Anomaly detection in network data has already been practiced in many different forms. For example, methods from areas of time series analysis are used. Other approaches use techniques from the field of machine learning. Among other things, cluster or classification methods will be applied.
Anomaly detection on the basis of the packet header data is focused on a smaller set of properties resulting from a concentration on specific threats. Partly, the IP address information of packets are used, which is a privacy issue and it will be mostly limited to the protocols to OSI Layer 4 (IP, TCP / UDP). But there are also approaches to the analysis of data at the application layer, which are responsible for the discovery of exploits of particular importance. Next to the employment of regular expressions in the area of misuse detection, in particular statistical descriptions of payloads are used. One example is the n-gram analysis.
A series of publications dealed with how the intrusion-detection-systems handle with an amount of data in real time. Many works exist on the use of FPGA-based system to speed up the evaluation. At the same time, there will be focused on misuse detection by matching regular expressions or pattern-matching. Beside the FPGA based on implementations will be already researched on a use of graphic-processing-units (GPUs) as an relative cost-efficient version for the acceleration. In this case, a concentration on misuse-detection-approaches is determined.
Besides the classical techniques such as firewalls and anti-virus solutions, especially intrusion detection systems, like Snort, can be used. This only applies to 40% of the companies, and even then won't be achieved an optimal protection. More engraving is seen on the other side: 60% of the companies until now do not employ an intrusion-detection-system at all. If detection systems are used, they often work on the principle of misuse detection. However, such solutions are used only to a limit and have only been partly practical. To sum up, the actual spreading employment of misuse detection could just mostly found known threats.
So far, the described objectives divided into different areas. First, the description of the network traffic will be discussed. As part of several supports (including the BSI and the BMBF) at the Westfälische Hochschule in Gelsenkirchen, the internet analysis system was developed. It's like an early warning system that gathers counter-based data over the network and stores it in a central database. The evaluation is performed on other tools that have access to the database.
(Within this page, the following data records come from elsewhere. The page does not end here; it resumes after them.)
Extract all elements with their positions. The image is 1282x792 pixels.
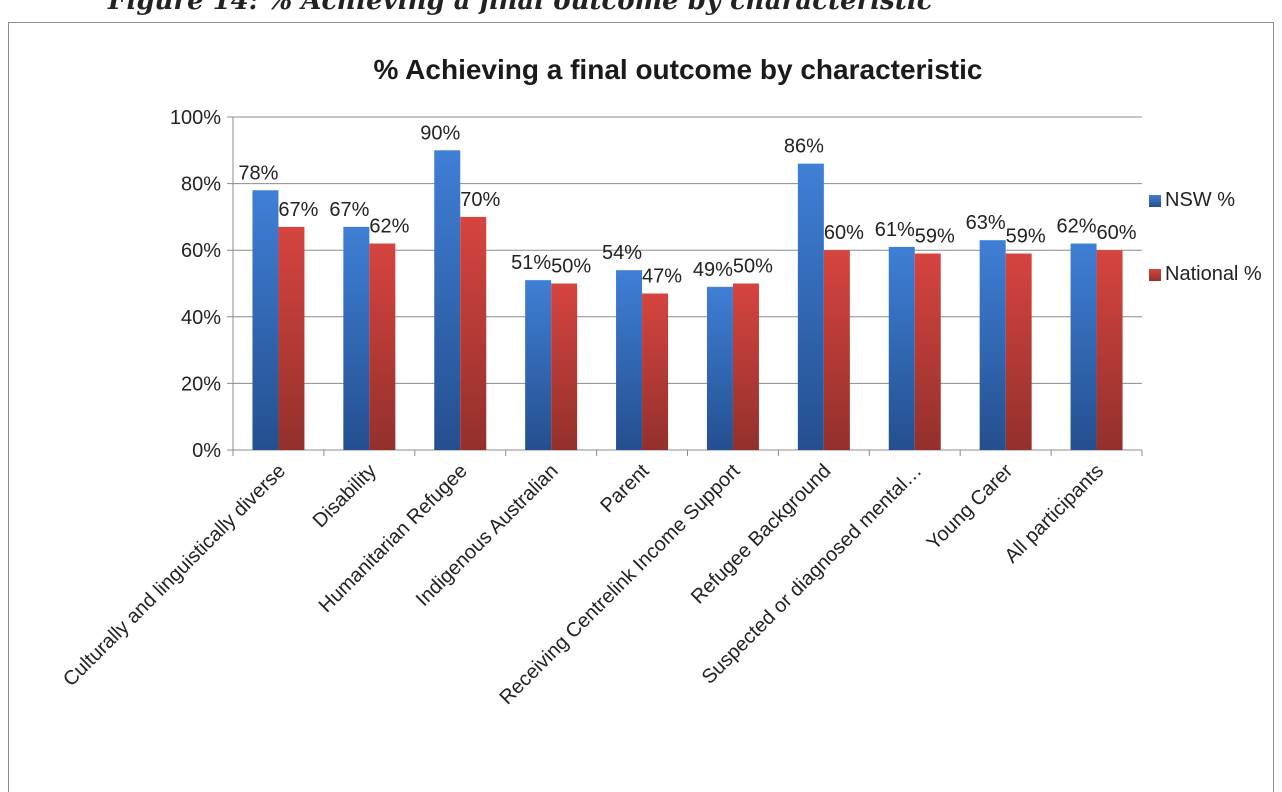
bar — [1096, 250, 1123, 450]
bar — [706, 286, 733, 450]
axes: 0% 20% 40% 60% 80% 100% — [170, 107, 1143, 462]
data-label: 51% — [511, 252, 551, 274]
data-label: 62% — [369, 216, 409, 238]
data-label: 90% — [420, 122, 460, 144]
data-label: 60% — [824, 222, 864, 244]
chart-frame — [8, 22, 1274, 792]
legend: NSW % National % — [1149, 189, 1262, 285]
bar — [434, 150, 461, 451]
x-tick-label: Parent — [596, 460, 654, 518]
data-label: 59% — [915, 226, 955, 248]
data-label: 47% — [642, 265, 682, 287]
data-labels: 78%67%90%51% 54%49%86%61% 63% 62%67%62%70%5… — [238, 122, 1136, 287]
y-tick-label: 40% — [181, 307, 221, 329]
x-tick-label: Culturally and linguistically diverse — [59, 460, 290, 691]
bar — [732, 283, 759, 450]
x-tick-labels: Culturally and linguistically diverse Dis… — [59, 460, 1108, 709]
figure-caption: Figure 14: % Achieving a final outcome b… — [108, 0, 933, 16]
x-tick-label: Disability — [309, 460, 381, 532]
legend-swatch — [1149, 269, 1161, 281]
bar — [1005, 253, 1032, 450]
y-tick-label: 100% — [170, 107, 221, 129]
data-label: 50% — [551, 256, 591, 278]
y-tick-label: 60% — [181, 240, 221, 262]
bar — [616, 270, 643, 450]
y-tick-label: 20% — [181, 373, 221, 395]
bar — [278, 226, 305, 450]
bar — [551, 283, 578, 450]
data-label: 63% — [966, 212, 1006, 234]
data-label: 62% — [1057, 216, 1097, 238]
data-label: 60% — [1097, 222, 1137, 244]
data-label: 67% — [278, 199, 318, 221]
bar — [914, 253, 941, 450]
bar — [1070, 243, 1097, 450]
data-label: 54% — [602, 242, 642, 264]
data-label: 59% — [1006, 226, 1046, 248]
bar — [823, 250, 850, 450]
legend-label: National % — [1165, 263, 1262, 285]
x-tick-label: Humanitarian Refugee — [315, 460, 472, 617]
bar — [888, 246, 915, 450]
bar — [252, 190, 279, 450]
bar — [525, 280, 552, 450]
bar — [642, 293, 669, 450]
bar — [979, 240, 1006, 450]
chart-title: % Achieving a final outcome by character… — [374, 54, 983, 85]
bar — [797, 163, 824, 450]
data-label: 86% — [784, 136, 824, 158]
bar — [369, 243, 396, 450]
bar — [460, 216, 487, 450]
y-tick-label: 0% — [192, 440, 221, 462]
data-label: 70% — [460, 189, 500, 211]
data-label: 78% — [238, 162, 278, 184]
legend-label: NSW % — [1165, 189, 1235, 211]
x-tick-label: Young Carer — [923, 460, 1018, 555]
y-tick-label: 80% — [181, 174, 221, 196]
data-label: 67% — [329, 199, 369, 221]
bars — [252, 150, 1123, 451]
legend-swatch — [1149, 195, 1161, 207]
data-label: 49% — [693, 259, 733, 281]
x-tick-label: All participants — [1001, 460, 1109, 568]
bar — [343, 226, 370, 450]
data-label: 50% — [733, 256, 773, 278]
data-label: 61% — [875, 219, 915, 241]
By means of different methods to evaluate the collecting data, one method will be presented that is based on probabilistic neural network (PNN) for anomaly-detection. It is a statistical method which appreciates the division of the available data and based on this, it makes decisions if a data point is normal or anomalous (a data point is a physical point in the signal connecting chain, to which a message or the current value of a signal is visible). An application to the flow-based data is investigated within the project. Another method doesn't deal with anomaly detection, but uses a misuse detection approach to the flow-based data. These neural networks are used to learn what to discriminate when the flow data, whether they are normal or from a malware. It's not about a anomaly detection but the results show a general description thickness of an approach. With the efficient evaluation of large amounts of data using the above procedure that describes GPUs for the implementation, whether GPUs are suitable for the acceleration of sensor technology of IAS.
Generated test data is stored in a database, which are used for the testing of the detection method of attacks. An attack simulator has already been developed.